GenbankAlignments

From Genecats
Jump to navigationJump to search

The Genbank Alignment Process

This is a description of the behind the scenes parts of the Genbank alignment process. If you want doc on how to add a new species to the list of aligned assemblies you want to go here.

Overview

The genbank alignment process aligns RNA and EST sequences from NCBI, as well as the RefSeq mRNA's to (almost) all the assemblies that UCSC supports. The process is divided into roughly five parts: download, process, align, database load, and dissemination. The first four parts and the beginning of the fifth happen on the genbank-101 machine, the dissemination part includes hgwdev, hgwbeta, and then to our official mirrors (RR, euro, japan).

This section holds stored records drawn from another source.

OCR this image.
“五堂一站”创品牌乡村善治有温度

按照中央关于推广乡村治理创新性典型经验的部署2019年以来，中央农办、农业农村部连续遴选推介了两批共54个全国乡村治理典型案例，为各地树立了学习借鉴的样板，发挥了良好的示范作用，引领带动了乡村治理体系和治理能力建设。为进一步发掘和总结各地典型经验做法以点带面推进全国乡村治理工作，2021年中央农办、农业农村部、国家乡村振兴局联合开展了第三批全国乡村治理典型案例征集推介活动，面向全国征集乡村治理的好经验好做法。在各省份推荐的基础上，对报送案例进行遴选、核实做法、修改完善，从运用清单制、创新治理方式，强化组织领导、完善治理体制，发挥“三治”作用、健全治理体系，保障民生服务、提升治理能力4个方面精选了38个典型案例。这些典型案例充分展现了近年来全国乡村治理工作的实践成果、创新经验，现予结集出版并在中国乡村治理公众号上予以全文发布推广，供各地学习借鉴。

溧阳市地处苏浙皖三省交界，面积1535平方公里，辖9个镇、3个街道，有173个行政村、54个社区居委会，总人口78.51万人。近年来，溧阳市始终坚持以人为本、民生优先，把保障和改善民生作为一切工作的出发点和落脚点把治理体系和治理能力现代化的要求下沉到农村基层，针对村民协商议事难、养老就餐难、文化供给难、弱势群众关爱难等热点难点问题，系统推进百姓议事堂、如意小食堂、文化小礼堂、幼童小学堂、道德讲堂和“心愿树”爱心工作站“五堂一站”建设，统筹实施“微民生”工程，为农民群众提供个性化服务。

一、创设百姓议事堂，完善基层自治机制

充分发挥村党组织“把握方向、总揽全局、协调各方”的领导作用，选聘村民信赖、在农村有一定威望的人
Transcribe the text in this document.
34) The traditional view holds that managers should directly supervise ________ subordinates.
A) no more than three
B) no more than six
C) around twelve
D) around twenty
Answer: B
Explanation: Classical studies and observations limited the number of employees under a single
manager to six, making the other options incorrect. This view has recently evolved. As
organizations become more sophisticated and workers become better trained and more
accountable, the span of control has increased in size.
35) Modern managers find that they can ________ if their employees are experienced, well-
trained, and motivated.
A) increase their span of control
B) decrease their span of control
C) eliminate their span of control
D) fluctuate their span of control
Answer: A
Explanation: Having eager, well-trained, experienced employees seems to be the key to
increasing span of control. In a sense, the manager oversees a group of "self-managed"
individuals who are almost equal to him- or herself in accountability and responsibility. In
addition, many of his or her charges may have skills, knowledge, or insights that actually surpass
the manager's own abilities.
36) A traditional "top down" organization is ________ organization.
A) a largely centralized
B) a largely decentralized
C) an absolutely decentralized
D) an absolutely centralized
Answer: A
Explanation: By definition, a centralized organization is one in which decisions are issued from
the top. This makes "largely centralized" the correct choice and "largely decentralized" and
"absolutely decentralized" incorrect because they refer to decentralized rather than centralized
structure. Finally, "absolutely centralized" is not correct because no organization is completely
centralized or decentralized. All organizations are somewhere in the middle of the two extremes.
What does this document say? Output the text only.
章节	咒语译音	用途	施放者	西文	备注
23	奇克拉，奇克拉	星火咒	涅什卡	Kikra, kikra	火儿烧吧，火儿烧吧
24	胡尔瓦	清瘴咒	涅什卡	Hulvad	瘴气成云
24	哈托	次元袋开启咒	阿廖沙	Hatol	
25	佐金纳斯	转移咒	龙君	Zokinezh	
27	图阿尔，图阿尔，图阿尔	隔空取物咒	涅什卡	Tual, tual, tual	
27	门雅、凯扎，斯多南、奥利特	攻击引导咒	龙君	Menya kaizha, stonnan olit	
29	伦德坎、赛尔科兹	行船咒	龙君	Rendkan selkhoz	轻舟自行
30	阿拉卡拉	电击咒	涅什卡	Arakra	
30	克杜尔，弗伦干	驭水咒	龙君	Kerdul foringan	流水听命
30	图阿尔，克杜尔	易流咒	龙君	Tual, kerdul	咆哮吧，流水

GenBank/RefSeq Update Goals

  • Incremental update of mRNAs and ESTs for multiple species and assemblies based on daily updates from NCBI.
  • Automatically run from cron, possibly every night.
  • Only require manual intervention on non-recoverable errors
  • Incremental across GenBank releases; don't force a full realignment every quarter.
  • Allow removal of older genbank full releases (and still not force a full realignment).
  • Avoid corruption of disk files and databases.
  • Recover from failures state, automatically when possible, making manual recover easy.
  • Allow restarting failed steps without restarting the entire process.
  • Don't require the process to be run at defined intervals. When a run is done, data files will be updated to reflect the current state of the NCBI repository.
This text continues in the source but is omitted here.